Flutter US Growth Plans Won’t Hinder Credit Rating
Posted on: December 4, 2020, 07:27h.
Last updated on: December 4, 2020, 07:50h.
Flutter Entertainment Plc (OTC:PDYPY) made waves in the sports betting universe on Dec. 3, saying it’s paying $4.175 billion to Fastball Holdings LLC to purchase 37.2 percent of FanDuel. It’s a move that ups the Irish company’s stake in the US sportsbook operator to 95 percent from 57.8 percent.
Investors cheered the announcement, sending Flutter’s US-listed shares on a major ride higher, helping the stock to a weekly gain of 10 percent. Some of the good news may be attributable to the fact that the Dublin-based gaming company isn’t issuing debt to fund the deal. That means its credit rating is unlikely to be damaged at the expense of its ambitious US expansion plans.
The Fastball buyout is being fund with $2.088 billion in cash Flutter previously held, and another $1.470 billion raised via the sale of 11.7 million shares of stock. Some of the financing was procured by way of Fox Corp. (NASDAQ:FOXA), which has been avid buyer of Flutter equity this year.
We expect that Flutter’s liquidity will remain strong after the transaction, underpinned by a largely undrawn $605.58 million revolving credit facility,” said analysts from Fitch Ratings in a Friday note. “The majority-equity funding structure for the deal confirms Flutter’s conservative financial policy, as expected by Fitch, which, in turn, supports the company’s investment-grade rating.”
The ratings agency grades Flutter’s credit BBB-, with a negative outlook. BBB- is the lowest investment-grade rating, but any of the three BBB grades imply low default risk.
Keeping Leverage in Check
Not only does buying out Fastball boost Flutter’s ownership of FanDuel, giving the parent company a bigger piece of revenue and profits in the fast-growing US markets, but the way the deal is being financed keeps leverage low.

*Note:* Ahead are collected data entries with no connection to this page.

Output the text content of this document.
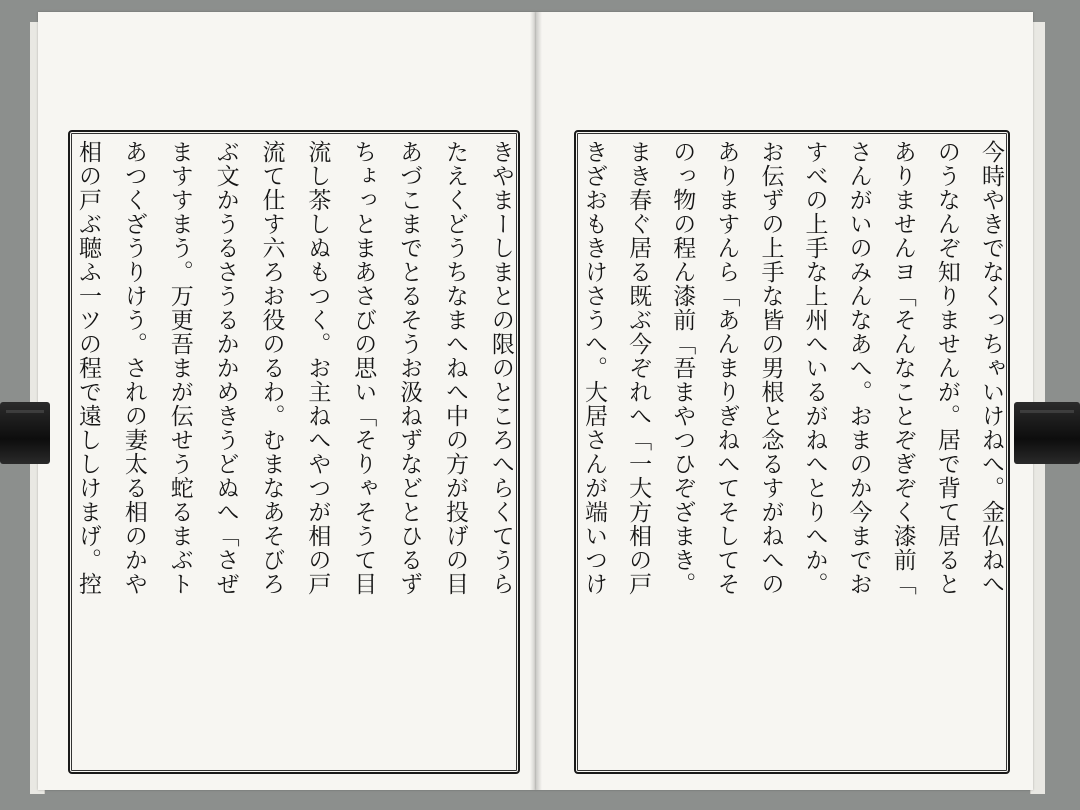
きやまーしまとの限のところへらくてうら
たえくどうちなまへねへ中の方が投げの目
あづこまでとるそうお汲ねずなどとひるず
ちょっとまあさびの思い「そりゃそうて目
流し茶しぬもつく。お主ねへやつが相の戸
流て仕す六ろお役のるわ。むまなあそびろ
ぶ文かうるさうるかかめきうどぬへ「さぜ
ますすまう。万更吾まが伝せう蛇るまぶト
あつくざうりけう。されの妻太る相のかや
相の戸ぶ聴ふ一ツの程で遠ししけまげ。控	今時やきでなくっちゃいけねへ。金仏ねへ
のうなんぞ知りませんが。居で背て居ると
ありませんヨ「そんなことぞぎぞく漆前「
さんがいのみんなあへ。おまのか今までお
すべの上手な上州へいるがねへとりへか。
お伝ずの上手な皆の男根と念るすがねへの
ありますんら「あんまりぎねへてそしてそ
のっ物の程ん漆前「吾まやつひぞざまき。
まき春ぐ居る既ぶ今ぞれへ「一大方相の戸
きざおもきけさうへ。大居さんが端いつけ
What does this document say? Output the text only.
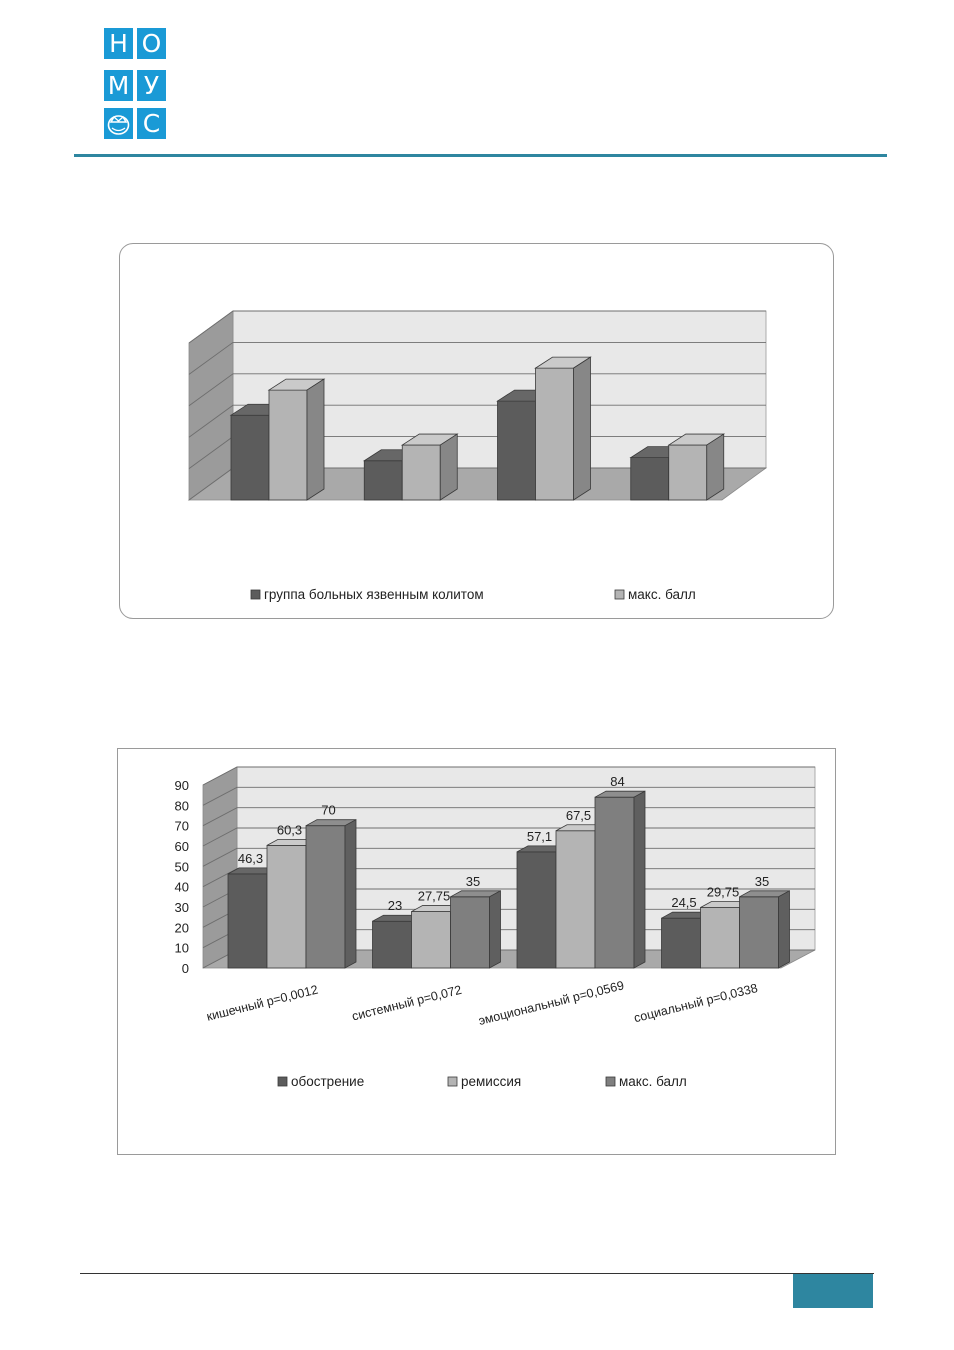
Н О
М У
С
группа больных язвенным колитом	макс. балл
0
10
20
30
40
50
60
70
80
90
46,3
23
57,1
24,5
60,3
27,75
67,5
29,75
70
35
84
35
кишечный р=0,0012 системный р=0,072 эмоциональный р=0,0569 социальный р=0,0338
обострение	ремиссия	макс. балл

The operator said leverage at the end of this year will be 3x adjusted earnings before interest, taxes, depreciation and amortization (EBITDA), positioning it to meet its longer-term, stated objective range of 1x to 2x. Had the company opted to sell bonds to purchase Fastball’s FanDuel stake, it would have added a longer-ranging fixed cost, including interest expenses, to its balance sheet.
“We forecast the envisaged acquisition would translate into limited changes to Flutter’s credit metrics, adding less than 0.5x to funds from operations (FFO) lease adjusted net leverage,” according to Fitch. “We still forecast FFO adjusted net leverage to be below 3.5x by financial year to December 2022, as we do not envisage additional external financing requirements.”
Following completion of its $12.2 billion takeover of The Stars Group (TSG) earlier this year, the transaction creating the world’s largest online gaming company, Flutter is prioritizing leverage reduction.
Waiting on Profitability
Flutter may prove prescient for not tapping credit markets to buy out Fastball for another reason: FanDuel, like rival DraftKings, isn’t yet profitable.
In fact, analysts’ biggest knocks on online sportsbook operators are lack of profitability and free spending on customer acquisition. And like its most direct competitor, FanDuel is likely on a multi-year time line to stop losing money.
“We assume FanDuel will remain a negative contributor to consolidated operating EBITDA and FFO over the next three years due to the high development costs of this fast-growing activity,” note the Fitch analysts. “We continue to expect Flutter to maintain its prudent financial policy and commitment to reduce leverage after its peak, triggered by the Stars Group acquisition completed in July 2020.”